2. Dies sei hier der Fall. Das Oberlandesgericht habe die Entscheidung des Bundesverfassungsgerichts vom 20. November 2014 (BVerfG, Beschluss der 3. Kammer des Zweiten Senats vom 20. November 2014 – 2 BvR 1820/14 –, wistra 2015, S. 96) missachtet, wonach die jeweilige Straferwartung im Einzelfall zu bestimmen sei. Es führe in seinem Beschluss aus, dass der Beschwerdeführer bereits einschlägig vorbestraft sei; in der Stellungnahme des Prozessanwalts B. bei der Strafrechtsabteilung des Justizministeriums der Vereinigten Staaten von Amerika werde diese Vorbestrafung aber ebenso wenig erwähnt wie der Umstand, ob sich dies auf die Strafzumessung auswirke. Damit stehe fest, dass die US-Behörden auf das konkrete Ersuchen des Oberlandesgerichts Frankfurt am Main vom 3. August 2015 bislang nicht reagiert hätten. Konsequenterweise sei dieses bei der Beurteilung der einer Auslieferung entgegenstehenden Gründe – willkürlich – von einem falschen Sachverhalt ausgegangen.
III.
Die Verfassungsbeschwerde ist nicht zur Entscheidung anzunehmen. Die Voraussetzungen für eine notwendige Annahme liegen nicht vor (§ 93a Abs. 2 BVerfGG); die Annahme ist auch im Übrigen nicht angezeigt. Sie hat weder grundsätzliche Bedeutung (§ 93a Abs. 2 Buchstabe a BVerfGG), weil die für die Entscheidung im Wesentlichen maßgeblichen verfassungsrechtlichen Fragen durch die Rechtsprechung des Bundesverfassungsgerichts geklärt sind, noch ist sie zur Durchsetzung der in § 90 Abs. 1 BVerfGG genannten Rechte angezeigt (§ 93a Abs. 2 Buchstabe b BVerfGG). Die Verfassungsbeschwerde hat keine Aussicht auf Erfolg (vgl. BVerfGE 90, 22 ≪25 f.≫; 108, 129 ≪136≫). Sie ist unbegründet.

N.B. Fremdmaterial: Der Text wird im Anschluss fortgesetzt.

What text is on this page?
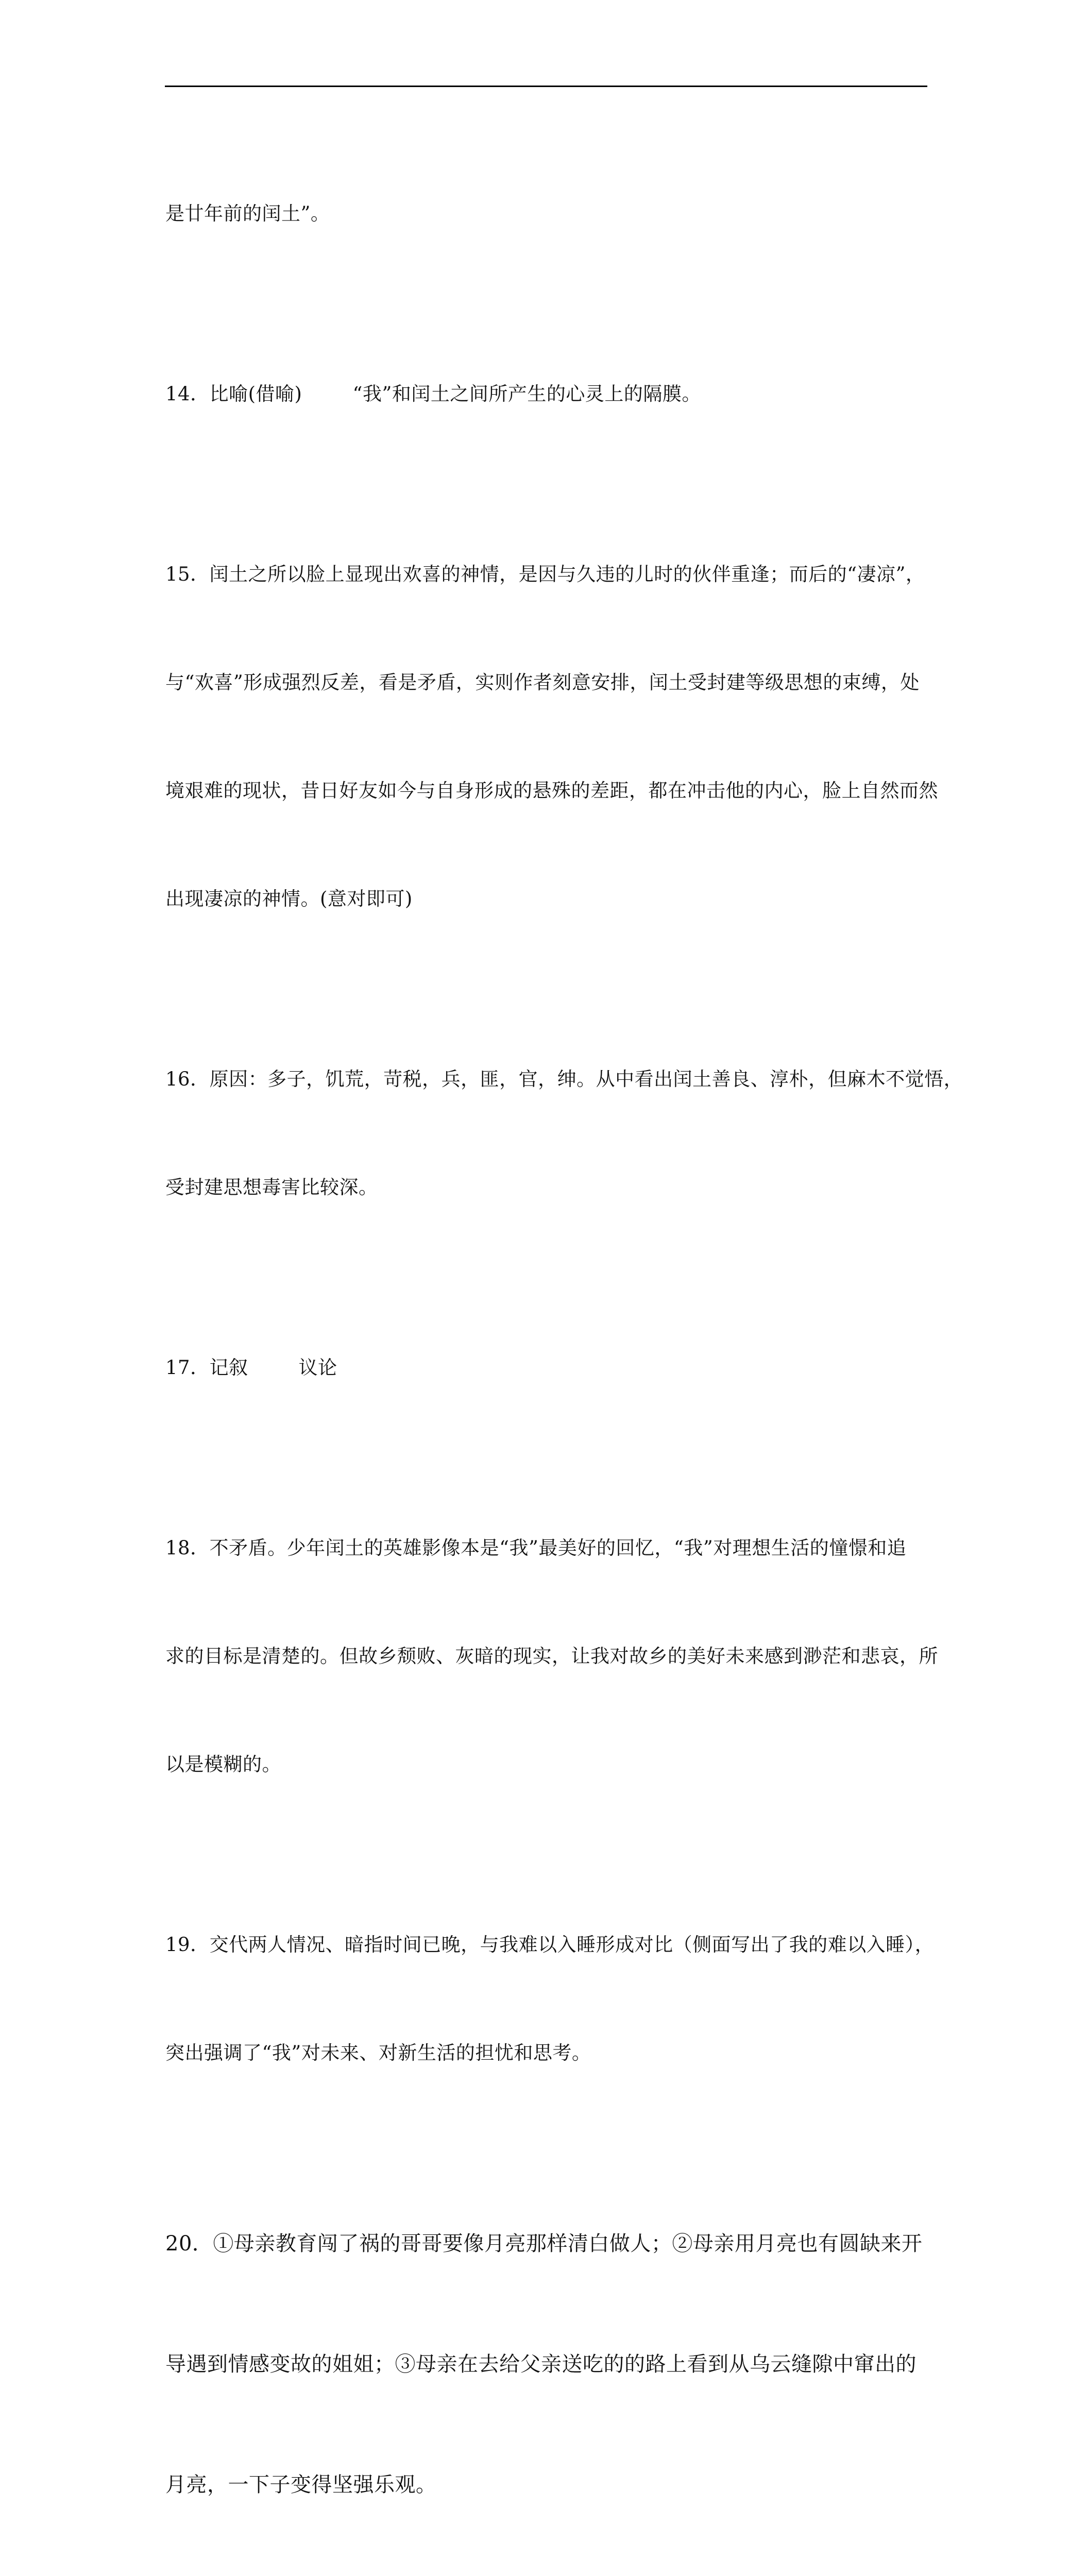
是廿年前的闰土”。

14．比喻(借喻)        “我”和闰土之间所产生的心灵上的隔膜。

15．闰土之所以脸上显现出欢喜的神情，是因与久违的儿时的伙伴重逢；而后的“凄凉”，

与“欢喜”形成强烈反差，看是矛盾，实则作者刻意安排，闰土受封建等级思想的束缚，处

境艰难的现状，昔日好友如今与自身形成的悬殊的差距，都在冲击他的内心，脸上自然而然

出现凄凉的神情。(意对即可)

16．原因：多子，饥荒，苛税，兵，匪，官，绅。从中看出闰土善良、淳朴，但麻木不觉悟，

受封建思想毒害比较深。

17．记叙        议论

18．不矛盾。少年闰土的英雄影像本是“我”最美好的回忆，“我”对理想生活的憧憬和追

求的目标是清楚的。但故乡颓败、灰暗的现实，让我对故乡的美好未来感到渺茫和悲哀，所

以是模糊的。

19．交代两人情况、暗指时间已晚，与我难以入睡形成对比（侧面写出了我的难以入睡），

突出强调了“我”对未来、对新生活的担忧和思考。

20．①母亲教育闯了祸的哥哥要像月亮那样清白做人；②母亲用月亮也有圆缺来开

导遇到情感变故的姐姐；③母亲在去给父亲送吃的的路上看到从乌云缝隙中窜出的

月亮，一下子变得坚强乐观。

1. Die Gestaltung des Verfahrens, die Feststellung und Würdigung des Tatbestands ebenso wie die Auslegung des einfachen Rechts und seine Anwendung auf den einzelnen Fall sind auch im Auslieferungsverfahren Sache der Fachgerichte; das Bundesverfassungsgericht greift hier nur ein, wenn spezifisches Verfassungsrecht verletzt ist, wenn also der Fehler gerade in der Nichtbeachtung von Grundrechten liegt (vgl. BVerfGE 18, 85 ≪92 f.≫).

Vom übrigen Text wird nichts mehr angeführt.